Infragate serverless instances scale automatically with demand: higher traffic launches more instances, and they scale back down as load subsides. This elasticity can increase costs, because credits are consumed per invocation and execution time.

How it behaves

New instances are created as concurrent requests increase, and unnecessary instances are retired when load drops.
Idle services can scale to zero. The first request after an idle period may experience extra latency while a new instance boots (often called a cold start).
Bursts are handled by rapidly starting additional instances until capacity meets demand or account limits are reached.

Concurrency and queuing

Each instance processes a limited amount of work at a time. When concurrency exceeds that capacity, the platform starts more instances to keep up.
If growth outpaces spin-up speed or you hit limits, requests may queue temporarily. Use client retries with exponential backoff and jitter for resilience.
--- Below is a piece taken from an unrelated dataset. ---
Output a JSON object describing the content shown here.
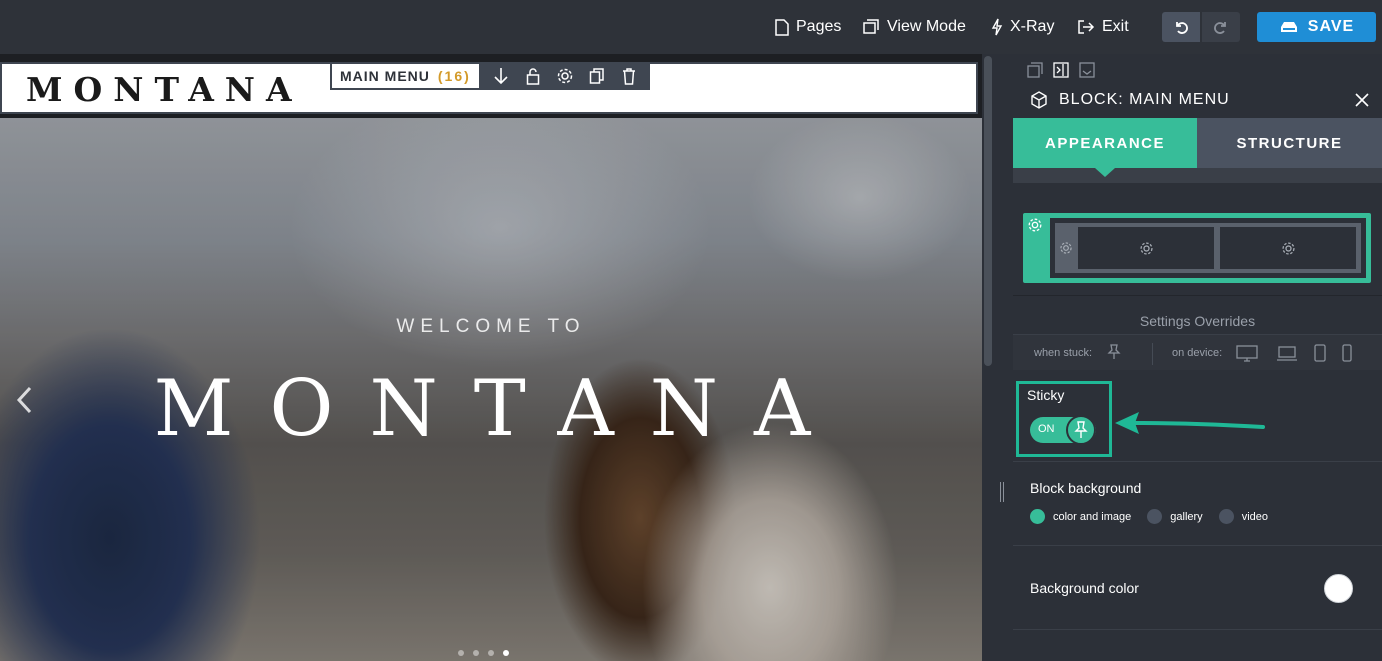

Latency tips (mitigate cold starts)

Keep startup fast: minimize dependency size, avoid heavy global initialization, and lazy-load noncritical components.
Reuse connections (HTTP, database) across requests within the same instance to reduce per-invocation overhead.
Tune memory/CPU settings thoughtfully: more resources can reduce startup and execution time but may increase cost per unit time.

Cost considerations

Shorter executions and efficient startup reduce total credits consumed.
Highly spiky traffic patterns benefit from scale-to-zero, but expect occasional cold starts unless traffic stays warm.